In mid-April, Foreign Minister Penny Wong addressed the National Press Club on Australia’s interests in a regional balance of power. As she began her presentation, the minister paused to acknowledge one of her guests, Allan Gyngell.

Allan, she said, had been an official and unofficial adviser to governments for decades, always in singular service of Australia’s national interest.

She went on to describe Gyngell in terms that all of those who have dealt with him over decades would endorse with great feeling: ‘He is the definitive historian of Australian foreign policy. He is the finest writer about Australian foreign policy. He is, frankly, the finest mind in Australian foreign policy. And possibly also the smallest ego in Australian foreign policy.’

Allan Gyngell died yesterday and Wong spoke again of her deep sense of loss. ‘I am deeply saddened by the loss of Allan Gyngell AO,’ she said.

‘Allan was our finest mind in Australian foreign policy. He offered sage advice, both official and unofficial, to the Australian Government for decades. He was the definitive historian of Australian foreign policy.

‘As foreign minister and over the years of Opposition, I benefitted greatly from his insights. He was generous with his time and wise with his counsel.

‘Allan made an exceptional contribution to international policy making in Australia.

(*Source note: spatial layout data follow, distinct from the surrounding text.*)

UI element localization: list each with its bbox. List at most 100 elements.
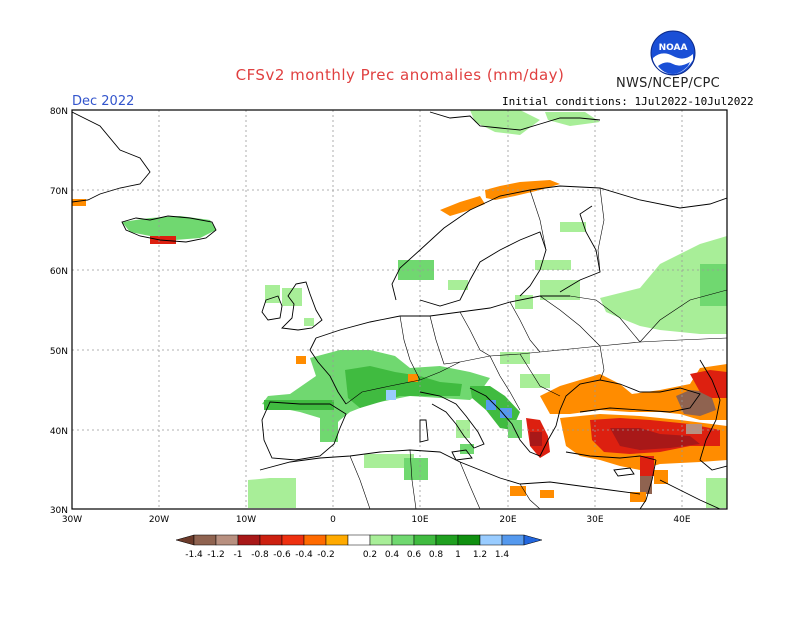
lon-tick-label: 10E	[411, 515, 428, 525]
patch-norway-dry2	[440, 196, 485, 216]
colorbar-segment	[479, 534, 503, 546]
patch-baltic-wet	[540, 280, 580, 300]
colorbar-tick-label: -1.4	[185, 550, 203, 560]
patch-algeria-wet	[364, 454, 414, 468]
lon-tick-label: 20W	[149, 515, 169, 525]
patch-adriatic-blue	[486, 400, 496, 410]
coast-continent-north	[315, 295, 570, 339]
colorbar-segment	[369, 534, 393, 546]
lon-tick-label: 30E	[586, 515, 603, 525]
colorbar-arrow-right	[523, 534, 543, 546]
coast-finland	[559, 205, 601, 293]
coast-sardinia	[419, 419, 429, 443]
patch-balkan-wet2	[520, 374, 550, 388]
lon-tick-label: 10W	[236, 515, 256, 525]
lon-tick-label: 0	[330, 515, 336, 525]
patch-uk-wet	[282, 288, 302, 306]
borders	[345, 187, 727, 509]
agency-label: NWS/NCEP/CPC	[616, 76, 721, 91]
patch-aegean-dark	[530, 432, 542, 446]
colorbar-tick-label: -0.2	[317, 550, 335, 560]
patch-algeria-wet2	[404, 458, 428, 480]
coast-svalbard	[429, 111, 601, 131]
patch-baltic-wet2	[515, 295, 533, 309]
patch-balkan-wet	[500, 352, 530, 364]
colorbar-segment	[303, 534, 327, 546]
coast-blacksea	[559, 379, 701, 413]
lat-tick-label: 50N	[50, 347, 68, 357]
lat-tick-label: 80N	[50, 107, 68, 117]
patch-levant-red	[640, 456, 654, 476]
colorbar-segment	[215, 534, 239, 546]
noaa-logo-text: NOAA	[659, 43, 688, 53]
patch-blacksea-dry	[540, 364, 727, 420]
coast-turkey-south	[565, 451, 657, 461]
patch-alps-blue	[386, 390, 396, 400]
noaa-logo: NOAA	[650, 30, 696, 76]
colorbar-tick-label: 0.4	[385, 550, 400, 560]
patch-scand-wet2	[448, 280, 468, 290]
colorbar-tick-label: 1.4	[495, 550, 510, 560]
patch-svalbard-wet2	[545, 112, 600, 126]
colorbar-arrow-left	[175, 534, 195, 546]
coast-sicily	[451, 449, 473, 461]
patch-biscay-dry	[296, 356, 306, 364]
map-frame	[71, 109, 728, 510]
colorbar: -1.4 -1.2 -1 -0.8 -0.6 -0.4 -0.2 0.2 0.4 0.6 0.8 1 1…	[175, 534, 543, 560]
patch-channel-wet	[304, 318, 314, 326]
patch-ireland-wet	[265, 285, 280, 303]
lat-axis: 80N 70N 60N 50N 40N 30N	[50, 107, 68, 516]
patch-iceland-wet	[122, 216, 216, 240]
patch-adriatic-blue2	[500, 408, 512, 418]
patch-morocco-wet	[248, 478, 296, 508]
colorbar-tick-label: -0.4	[295, 550, 313, 560]
patch-alps-dry	[408, 374, 418, 382]
patch-caspian-brown	[686, 424, 702, 434]
coast-britain	[281, 281, 323, 331]
colorbar-segment	[347, 534, 371, 546]
coast-iceland	[121, 215, 217, 243]
patch-svalbard-wet	[470, 110, 540, 135]
patch-turkey-darkred	[610, 428, 700, 450]
colorbar-segment	[325, 534, 349, 546]
patch-scand-wet1	[398, 260, 434, 280]
patch-finland-wet	[560, 222, 586, 232]
lon-tick-label: 30W	[62, 515, 82, 525]
colorbar-segment	[501, 534, 525, 546]
map-title: CFSv2 monthly Prec anomalies (mm/day)	[235, 66, 565, 84]
anomaly-patches	[72, 110, 727, 508]
patch-russia-wet	[600, 236, 727, 334]
colorbar-tick-label: 1.2	[473, 550, 487, 560]
coast-france-west	[309, 337, 347, 405]
lon-axis: 30W 20W 10W 0 10E 20E 30E 40E	[62, 515, 691, 525]
coast-ireland	[261, 295, 283, 321]
lat-tick-label: 40N	[50, 427, 68, 437]
patch-egypt-dry3	[630, 492, 646, 502]
lat-tick-label: 60N	[50, 267, 68, 277]
colorbar-tick-label: 0.8	[429, 550, 444, 560]
lon-tick-label: 20E	[499, 515, 516, 525]
patch-egypt-dry	[510, 486, 526, 496]
colorbar-tick-label: -0.8	[251, 550, 269, 560]
lat-tick-label: 30N	[50, 506, 68, 516]
patch-italy-wet2	[460, 444, 474, 454]
colorbar-tick-label: -1.2	[207, 550, 225, 560]
forecast-month-label: Dec 2022	[72, 94, 135, 109]
initial-conditions-label: Initial conditions: 1Jul2022-10Jul2022	[502, 95, 754, 108]
coast-greenland	[72, 111, 151, 203]
colorbar-tick-label: -0.6	[273, 550, 291, 560]
coast-sweden-baltic	[419, 231, 547, 307]
patch-caucasus-red	[690, 370, 727, 398]
coast-iberia	[261, 401, 347, 461]
patch-levant-dry	[654, 470, 668, 484]
coast-italy	[419, 391, 485, 449]
coast-scandinavia	[391, 185, 727, 301]
patch-russia-wet2	[700, 264, 727, 306]
patch-iberia-wet2	[320, 410, 338, 442]
coast-cyprus	[613, 467, 635, 477]
colorbar-tick-label: 0.2	[363, 550, 377, 560]
lat-tick-label: 70N	[50, 187, 68, 197]
colorbar-segment	[193, 534, 217, 546]
colorbar-tick-label: 1	[455, 550, 461, 560]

‘His long and distinguished career in Australian international affairs included appointments as national president of the Australian Institute of International Affairs 2017-23, and director-general of the Office of National Assessments 2009-13. He was the founding executive director of the Lowy Institute for International Policy for six years from 2003, and an honorary professor at the Australian National University.’

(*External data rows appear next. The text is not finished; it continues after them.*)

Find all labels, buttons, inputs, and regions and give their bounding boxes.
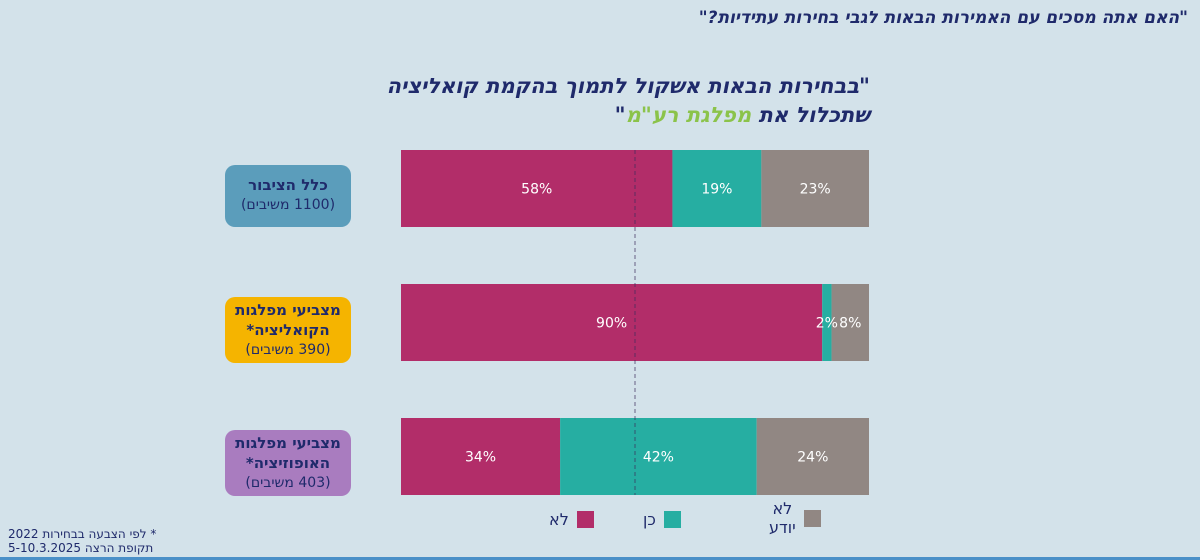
- group-name: כלל הציבור: [248, 176, 328, 194]
- data-label-dont-know-2: 24%: [797, 450, 828, 466]
- title-line-1: "בבחירות הבאות אשקול לתמוך בהקמת קואליצי…: [386, 74, 870, 98]
- footnote: * לפי הצבעה בבחירות 2022 תקופת הרצה 5-10…: [8, 527, 156, 555]
- title-line-2-suffix: ": [614, 103, 626, 127]
- bar-segment-no-1: [401, 284, 823, 361]
- data-label-yes-1: 2%: [816, 316, 838, 332]
- bar-segment-no-0: [401, 150, 673, 227]
- legend-swatch: [663, 511, 681, 528]
- group-label-opposition-voters: מצביעי מפלגות האופוזיציה* (403 משיבים): [225, 430, 351, 496]
- bar-segment-yes-0: [672, 150, 762, 227]
- bar-segment-dont-know-1: [831, 284, 869, 361]
- legend-item-dont-know: לא יודע: [769, 499, 821, 537]
- title-highlight: מפלגת רע"מ: [625, 103, 752, 127]
- group-count: (390 משיבים): [245, 342, 331, 358]
- bottom-divider: [0, 557, 1200, 560]
- data-label-dont-know-1: 8%: [839, 316, 861, 332]
- data-label-yes-2: 42%: [643, 450, 674, 466]
- chart-title: "בבחירות הבאות אשקול לתמוך בהקמת קואליצי…: [387, 72, 870, 130]
- footnote-line-2: תקופת הרצה 5-10.3.2025: [8, 541, 154, 555]
- bar-segment-yes-2: [560, 418, 757, 495]
- legend-label: לא יודע: [769, 499, 796, 537]
- footnote-line-1: * לפי הצבעה בבחירות 2022: [8, 527, 157, 541]
- legend-swatch: [576, 511, 594, 528]
- legend-item-yes: כן: [643, 510, 681, 529]
- group-label-coalition-voters: מצביעי מפלגות הקואליציה* (390 משיבים): [225, 297, 351, 363]
- data-label-no-1: 90%: [596, 316, 627, 332]
- data-label-no-0: 58%: [521, 182, 552, 198]
- legend-item-no: לא: [549, 510, 594, 529]
- legend-swatch: [803, 509, 821, 527]
- bar-segment-dont-know-0: [761, 150, 869, 227]
- bar-segment-yes-1: [822, 284, 832, 361]
- legend-label: לא: [549, 510, 569, 529]
- group-label-general-public: כלל הציבור (1100 משיבים): [225, 165, 351, 227]
- legend-label: כן: [643, 510, 656, 529]
- bar-segment-dont-know-2: [756, 418, 869, 495]
- data-label-yes-0: 19%: [701, 182, 732, 198]
- title-line-2: שתכלול את מפלגת רע"מ": [387, 101, 870, 130]
- group-count: (403 משיבים): [245, 475, 331, 491]
- data-label-no-2: 34%: [465, 450, 496, 466]
- group-count: (1100 משיבים): [240, 197, 336, 213]
- title-line-2-prefix: שתכלול את: [751, 103, 870, 127]
- data-label-dont-know-0: 23%: [800, 182, 831, 198]
- group-name: מצביעי מפלגות האופוזיציה*: [235, 434, 341, 472]
- survey-question: "האם אתה מסכים עם האמירות הבאות לגבי בחי…: [698, 8, 1188, 28]
- bar-segment-no-2: [401, 418, 561, 495]
- group-name: מצביעי מפלגות הקואליציה*: [235, 301, 341, 339]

Wong said Gyngell served as senior international adviser to Prime Minister Paul Keating from 1993-96. Prior to that, he was at the Department of the Prime Minister and Cabinet, including as first assistant secretary international from 1991-93. He began his foreign policy career as an officer at the Department of Foreign Affairs and Trade, where he served as a diplomat in Rangoon, Singapore and Washington.

In 2009 he was made an Officer in the Order of Australia for his services to international relations.

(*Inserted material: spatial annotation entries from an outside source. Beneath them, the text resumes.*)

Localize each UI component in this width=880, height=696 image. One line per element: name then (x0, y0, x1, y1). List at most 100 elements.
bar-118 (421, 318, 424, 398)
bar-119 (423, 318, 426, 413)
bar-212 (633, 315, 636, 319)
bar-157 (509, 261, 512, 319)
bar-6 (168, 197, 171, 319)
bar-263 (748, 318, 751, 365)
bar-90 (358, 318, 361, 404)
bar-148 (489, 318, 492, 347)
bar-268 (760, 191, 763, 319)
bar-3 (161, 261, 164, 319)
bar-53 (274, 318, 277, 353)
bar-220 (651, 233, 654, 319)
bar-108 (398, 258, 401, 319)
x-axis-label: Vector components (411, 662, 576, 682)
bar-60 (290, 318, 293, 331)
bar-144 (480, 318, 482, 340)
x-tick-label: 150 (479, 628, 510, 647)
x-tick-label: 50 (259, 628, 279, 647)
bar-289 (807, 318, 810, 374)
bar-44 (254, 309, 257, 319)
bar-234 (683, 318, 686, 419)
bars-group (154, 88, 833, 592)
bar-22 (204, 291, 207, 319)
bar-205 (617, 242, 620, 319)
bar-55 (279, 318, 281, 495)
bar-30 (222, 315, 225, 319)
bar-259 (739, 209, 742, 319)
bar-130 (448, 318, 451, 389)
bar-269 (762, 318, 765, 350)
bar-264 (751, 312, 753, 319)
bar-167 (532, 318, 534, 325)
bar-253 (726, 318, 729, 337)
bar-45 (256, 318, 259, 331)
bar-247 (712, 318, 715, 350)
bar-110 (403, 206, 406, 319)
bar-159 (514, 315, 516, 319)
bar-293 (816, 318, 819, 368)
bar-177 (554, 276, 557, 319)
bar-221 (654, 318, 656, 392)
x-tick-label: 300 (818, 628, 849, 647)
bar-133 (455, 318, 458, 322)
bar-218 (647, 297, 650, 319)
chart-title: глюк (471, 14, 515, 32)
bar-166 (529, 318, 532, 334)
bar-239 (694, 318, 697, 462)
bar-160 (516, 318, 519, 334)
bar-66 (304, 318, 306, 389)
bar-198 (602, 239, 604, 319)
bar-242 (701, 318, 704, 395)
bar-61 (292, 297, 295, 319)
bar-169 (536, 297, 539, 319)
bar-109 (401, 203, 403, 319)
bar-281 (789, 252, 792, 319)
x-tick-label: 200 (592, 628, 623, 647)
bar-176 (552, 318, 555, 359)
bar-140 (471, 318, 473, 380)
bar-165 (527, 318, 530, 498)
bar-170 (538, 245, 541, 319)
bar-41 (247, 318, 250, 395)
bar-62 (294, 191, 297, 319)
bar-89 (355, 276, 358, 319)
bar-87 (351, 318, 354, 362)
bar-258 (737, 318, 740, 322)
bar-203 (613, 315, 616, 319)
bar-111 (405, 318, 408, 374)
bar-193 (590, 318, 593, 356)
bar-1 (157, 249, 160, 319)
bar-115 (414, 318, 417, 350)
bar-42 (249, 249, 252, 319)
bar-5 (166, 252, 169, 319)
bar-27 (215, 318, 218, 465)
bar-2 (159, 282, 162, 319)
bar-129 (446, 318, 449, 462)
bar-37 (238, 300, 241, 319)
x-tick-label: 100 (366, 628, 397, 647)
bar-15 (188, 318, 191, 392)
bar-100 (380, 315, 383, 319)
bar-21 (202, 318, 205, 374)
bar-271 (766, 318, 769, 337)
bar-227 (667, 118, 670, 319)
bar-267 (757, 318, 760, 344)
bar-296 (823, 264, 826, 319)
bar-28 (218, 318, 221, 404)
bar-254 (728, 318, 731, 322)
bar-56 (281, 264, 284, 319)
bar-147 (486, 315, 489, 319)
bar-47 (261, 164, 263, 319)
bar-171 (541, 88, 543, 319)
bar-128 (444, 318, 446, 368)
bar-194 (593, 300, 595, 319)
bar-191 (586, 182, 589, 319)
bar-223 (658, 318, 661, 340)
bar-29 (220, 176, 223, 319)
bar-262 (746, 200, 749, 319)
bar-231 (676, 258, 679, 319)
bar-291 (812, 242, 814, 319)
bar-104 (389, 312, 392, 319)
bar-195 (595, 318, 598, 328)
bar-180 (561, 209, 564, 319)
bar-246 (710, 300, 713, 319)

‘Allan always strove for a respectful and informed national discussion on Australia’s foreign policy. But he also had the intellectual and personal courage to call things as he saw them,’ Wong said.

‘Allan often spoke of the formative influence his high school history teacher had on his curiosity about the world. He in turn opened the eyes of new generations of Australians to our place in the world. That continued with his more recent books and podcast.

‘As mentor to many Australian diplomats and foreign policy analysts, his legacy lives on in all of those whose lives and careers were touched by his leadership and quiet wisdom.

‘He will be greatly missed by all those who knew him.

‘I will remember him for his intelligence, kindness, wit and warmth.

‘I offer my deepest condolences to Allan’s family and to his friends.’